Here are a few things you should know if you're arrested for a felony or a "crime of violence" in Rhode Island:

1. You will be subjected to a DNA test. At your arrest, you will be informed that your DNA will be taken with a cheek swab at the same time your photograph and fingerprints are taken.

2. The DNA isn't supposed to be used until after your arraignment, when you are formally charged.

3. The DNA will then be entered into a national database called the Combined DNA Index System. CODIS not only stores your DNA for potential future use, should it ever be located at a crime scene again, but it seeks to match it up against any unsolved past crimes as well. Another record of the DNA will be loaded into a state electronic system as well.

-- You will be asked to sign an acknowledgement that you have the right to have the DNA removed from the database under certain circumstances, although that form doesn't carefully spell out the circumstances or the method for assured removal.

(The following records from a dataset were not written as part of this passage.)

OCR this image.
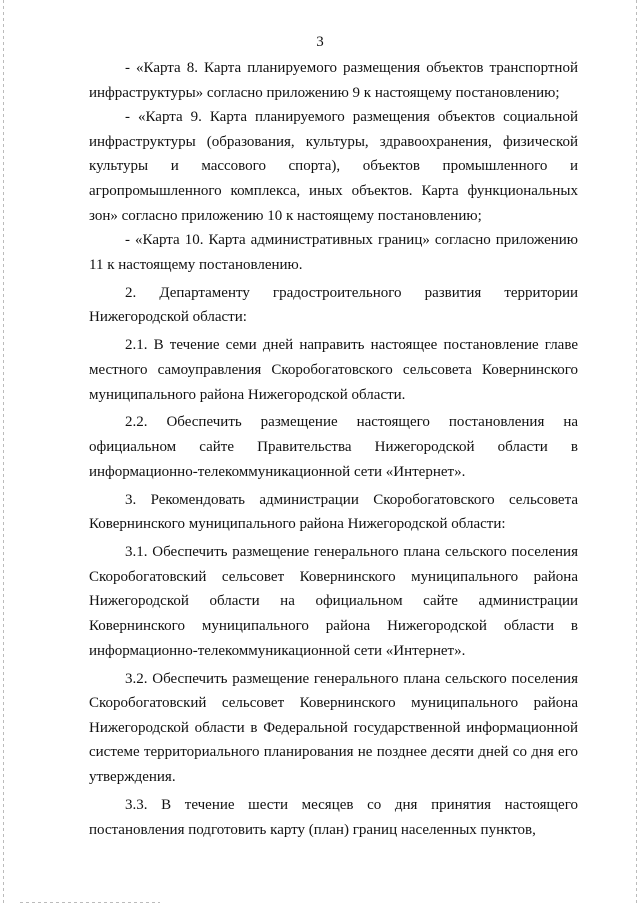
3

- «Карта 8. Карта планируемого размещения объектов транспортной инфраструктуры» согласно приложению 9 к настоящему постановлению;

- «Карта 9. Карта планируемого размещения объектов социальной инфраструктуры (образования, культуры, здравоохранения, физической культуры и массового спорта), объектов промышленного и агропромышленного комплекса, иных объектов. Карта функциональных зон» согласно приложению 10 к настоящему постановлению;

- «Карта 10. Карта административных границ» согласно приложению 11 к настоящему постановлению.

2. Департаменту градостроительного развития территории Нижегородской области:

2.1. В течение семи дней направить настоящее постановление главе местного самоуправления Скоробогатовского сельсовета Ковернинского муниципального района Нижегородской области.

2.2. Обеспечить размещение настоящего постановления на официальном сайте Правительства Нижегородской области в информационно-телекоммуникационной сети «Интернет».

3. Рекомендовать администрации Скоробогатовского сельсовета Ковернинского муниципального района Нижегородской области:

3.1. Обеспечить размещение генерального плана сельского поселения Скоробогатовский сельсовет Ковернинского муниципального района Нижегородской области на официальном сайте администрации Ковернинского муниципального района Нижегородской области в информационно-телекоммуникационной сети «Интернет».

3.2. Обеспечить размещение генерального плана сельского поселения Скоробогатовский сельсовет Ковернинского муниципального района Нижегородской области в Федеральной государственной информационной системе территориального планирования не позднее десяти дней со дня его утверждения.

3.3. В течение шести месяцев со дня принятия настоящего постановления подготовить карту (план) границ населенных пунктов,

-- If the charges are dropped due to a lack of probable cause, the DNA is supposed to be destroyed immediately. You can request that the DNA be removed from the system if your conviction is overturned, charges get dismissed for another reason, you're eventually convicted of a lessor offense that doesn't qualify for DNA collection, you're pardoned or your sentence is deferred.

-- The database is supposed to be reviewed periodically to see that it doesn't include DNA it shouldn't. However, there's no real guarantee how well that system will work or even how it will be done, given the sheer volume of samples being collected.

Civil libertarians view this as a violation of the rights of the innocent and an invasion of personal privacy. If you have been subjected to DNA testing during an arrest and there's a good chance that DNA ended up in the state and federal tracking systems, consider hiring a criminal defense attorney to make sure that your rights are protected and the sample is removed.